Desporto
Viagem ao tempo em que a fronteira era a linha do Oeste
Desde 1989 que estes dois importantes clubes da região não se encontram numa partida de futebol sénior a contar para as provas nacionais. Este domingo, todas as atenções vão estar viradas para o Magalhães Pessoa.
Os que jogam de branco são favoritos e vão fazer tudo para triunfar, mas os que vestem de preto-e-branco querem que a tradição se mantenha, complicando a vida ao adversário. União Desportiva de Leiria e Atlético Clube Marinhense jogam este domingo, pelas 15 horas, pela primeira vez em quase 29 anos.
A partida é a contar para a 14.ª jornada da série C do Campeonato de Portugal, o terceiro escalão do futebol português. De um lado, a equipa de Rui Amorim, que persegue a subida à 2.ª Liga.
Do outro, a de Pedro Solá, que tem feito um Campeonato de Portugal acima das expectativas e ocupa um lugar na primeira metade da tabela, bem longe das posições que ditam a despromoção, precisamente aquilo que o clube da Marinha Grande queria, à partida, evitar.
Os percursos distintos nestas três últimas décadas fizeram com que a rivalidade acabasse por se tornar muito mais num assunto de café do que disputado no terreno de jogo, mas nestes momentos a chama torna-se intensa, até porque a ligação é umbilical. De tal forma que o Marinhense foi o clube escolhido para ser o primeiro antagonista da história da União de Leiria.
“O pessoal da Boa Vista e da Bidoeira era o mais entusiasta e até se organizava em claques. O campo estava sempre cheio e havia uma grande paixão”
Já passou mais de meio século. Foi a 4 de Setembro de 1966, no Estádio Municipal. O encontro, denominado Taça Amizade, terminou com um salomónico empate a dois golos e nessa partida houve um homem que se destacou e entrou duas vezes para os anais do clube do Lis. Orlando Rousseau, que na temporada anterior tinha jogado pelos alvi-negros, foi o primeiro a marcar pela União de Leiria e o primeiro a marcar contra a União de Leiria.

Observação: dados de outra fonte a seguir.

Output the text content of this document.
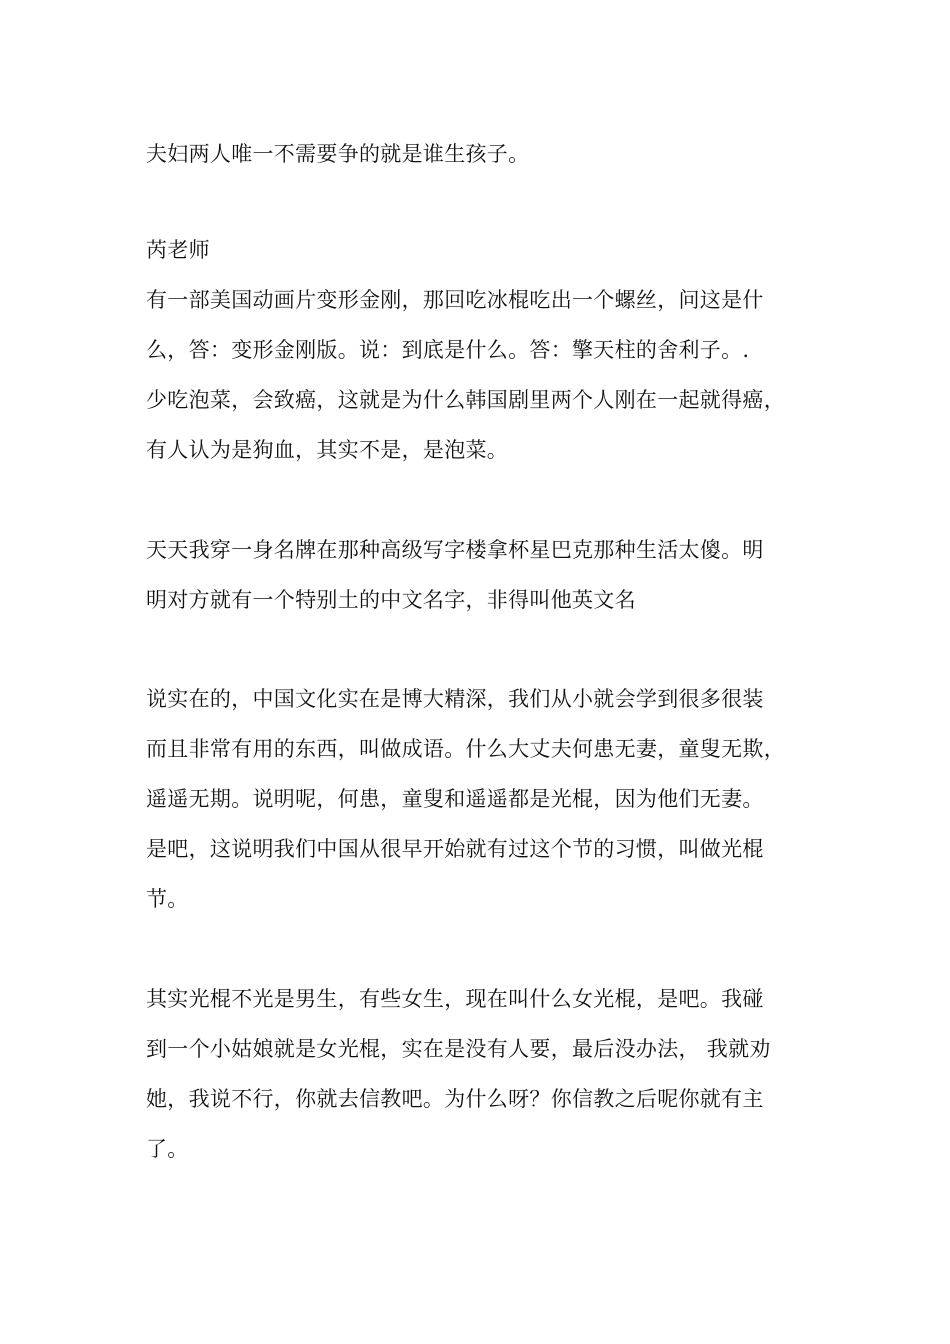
夫妇两人唯一不需要争的就是谁生孩子。
芮老师
有一部美国动画片变形金刚，那回吃冰棍吃出一个螺丝，问这是什
么，答：变形金刚版。说：到底是什么。答：擎天柱的舍利子。.
少吃泡菜，会致癌，这就是为什么韩国剧里两个人刚在一起就得癌，
有人认为是狗血，其实不是，是泡菜。
天天我穿一身名牌在那种高级写字楼拿杯星巴克那种生活太傻。明
明对方就有一个特别土的中文名字，非得叫他英文名
说实在的，中国文化实在是博大精深，我们从小就会学到很多很装
而且非常有用的东西，叫做成语。什么大丈夫何患无妻，童叟无欺，
遥遥无期。说明呢，何患，童叟和遥遥都是光棍，因为他们无妻。
是吧，这说明我们中国从很早开始就有过这个节的习惯，叫做光棍
节。
其实光棍不光是男生，有些女生，现在叫什么女光棍，是吧。我碰
到一个小姑娘就是女光棍，实在是没有人要，最后没办法， 我就劝
她，我说不行，你就去信教吧。为什么呀？你信教之后呢你就有主
了。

“Entrei para a história pelas melhores e pelas piores razões”, recordou, em entrevista a este semanário. Primeiro, o golo: “era rápido, lançaram-me pelo lado direito, desmarquei-me e atirei”, não dando hipótese ao guardião marinhense, Vítor. Pior foi o tento na própria baliza... “Foi um canto, aliviei mal e a bola entrou”, explicou.
Na altura, “a cidade estava empolgada” com o futebol. “Chegaram a ser colocados altifalantes na Praça Rodrigues Lobo para as pessoas ouvirem os relatos.” Das redondezas vinha forte suporte. “O pessoal da Boa Vista e da Bidoeira era o mais entusiasta e até se organizava em claques. O campo estava sempre cheio e havia uma grande paixão.”

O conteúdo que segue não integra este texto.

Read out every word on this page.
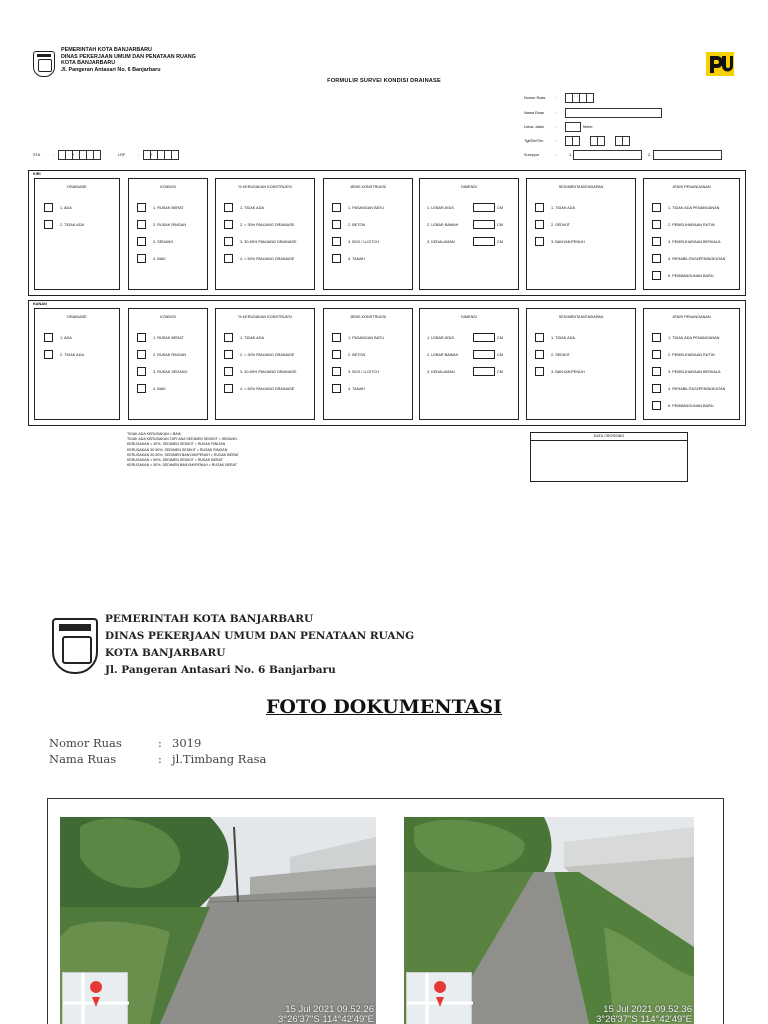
PEMERINTAH KOTA BANJARBARU
DINAS PEKERJAAN UMUM DAN PENATAAN RUANG
KOTA BANJARBARU
Jl. Pangeran Antasari No. 6 Banjarbaru
FORMULIR SURVEI KONDISI DRAINASE
Nomor Ruas	:
Nama Ruas	:
Lebar Jalan	:	Meter
Tgl/Bln/Thn	:
Surveyor	:	1.	2.
STA	:	+	LRF	:	+
KIRI
DRAINASE
1. ADA
2. TIDAK ADA
KONDISI
1. RUSAK BERAT
2. RUSAK RINGAN
3. SEDANG
4. BAIK
% KERUSAKAN KONSTRUKSI
1. TIDAK ADA
2. < 30% PANJANG DRAINASE
3. 30-50% PANJANG DRAINASE
4. > 50% PANJANG DRAINASE
JENIS KONSTRUKSI
1. PASANGAN BATU
2. BETON
3. BOX / U-DITCH
4. TANAH
DIMENSI
1. LEBAR ATAS	CM
2. LEBAR BAWAH	CM
3. KEDALAMAN	CM
SEDIMENTASI/ENDAPAN
1. TIDAK ADA
2. SEDIKIT
3. BANYAK/PENUH
JENIS PENANGANAN
1. TIDAK ADA PENANGANAN
2. PEMELIHARAAN RUTIN
3. PEMELIHARAAN BERKALA
4. REHABILITASI/PENINGKATAN
5. PEMBANGUNAN BARU
KANAN
DRAINASE
1. ADA
2. TIDAK ADA
KONDISI
1. RUSAK BERAT
2. RUSAK RINGAN
3. RUSAK SEDANG
4. BAIK
% KERUSAKAN KONSTRUKSI
1. TIDAK ADA
2. < 30% PANJANG DRAINASE
3. 30-50% PANJANG DRAINASE
4. > 50% PANJANG DRAINASE
JENIS KONSTRUKSI
1. PASANGAN BATU
2. BETON
3. BOX / U-DITCH
4. TANAH
DIMENSI
1. LEBAR ATAS	CM
2. LEBAR BAWAH	CM
3. KEDALAMAN	CM
SEDIMENTASI/ENDAPAN
1. TIDAK ADA
2. SEDIKIT
3. BANYAK/PENUH
JENIS PENANGANAN
1. TIDAK ADA PENANGANAN
2. PEMELIHARAAN RUTIN
3. PEMELIHARAAN BERKALA
4. REHABILITASI/PENINGKATAN
5. PEMBANGUNAN BARU
TIDAK ADA KERUSAKAN = BAIK
TIDAK ADA KERUSAKAN TAPI ADA SEDIMEN SEDIKIT = SEDANG
KERUSAKAN < 30%, SEDIMEN SEDIKIT = RUSAK RINGAN
KERUSAKAN 30-50%, SEDIMEN SEDIKIT = RUSAK RINGAN
KERUSAKAN 30-50%, SEDIMEN BANYAK/PENUH = RUSAK BERAT
KERUSAKAN > 50%, SEDIMEN SEDIKIT = RUSAK BERAT
KERUSAKAN > 50%, SEDIMEN BANYAK/PENUH = RUSAK BERAT
DATA CROSSING
PEMERINTAH KOTA BANJARBARU
DINAS PEKERJAAN UMUM DAN PENATAAN RUANG
KOTA BANJARBARU
Jl. Pangeran Antasari No. 6 Banjarbaru
FOTO DOKUMENTASI
Nomor Ruas	: 3019
Nama Ruas	: jl.Timbang Rasa
15 Jul 2021 09.52.26
3°26'37"S 114°42'49"E
15 Jul 2021 09.52.36
3°26'37"S 114°42'49"E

“Lembro-me de ter jogado contra o meu grande amigo José João, já falecido, que me mandou desaparecer de perto dele, para não ter de me castigar. Eu até me ria, mas ficava longe”
Durante duas décadas, até 1990, os clubes das cidades vizinhas competiram de forma intensa e disputaram quase sempre a mesma divisão, desejaram os mesmos futebolistas e tiveram jogos escaldantes nos ambientes frenéticos da velha Portela e do original Magalhães Pessoa.
Encontraram-se um total de 22 vezes a contar para a 2.ª Divisão, com os resultados a indicarem um equilíbrio total: ambas as equipas venceram sete desafios, tendo ainda ocorrido oito empates.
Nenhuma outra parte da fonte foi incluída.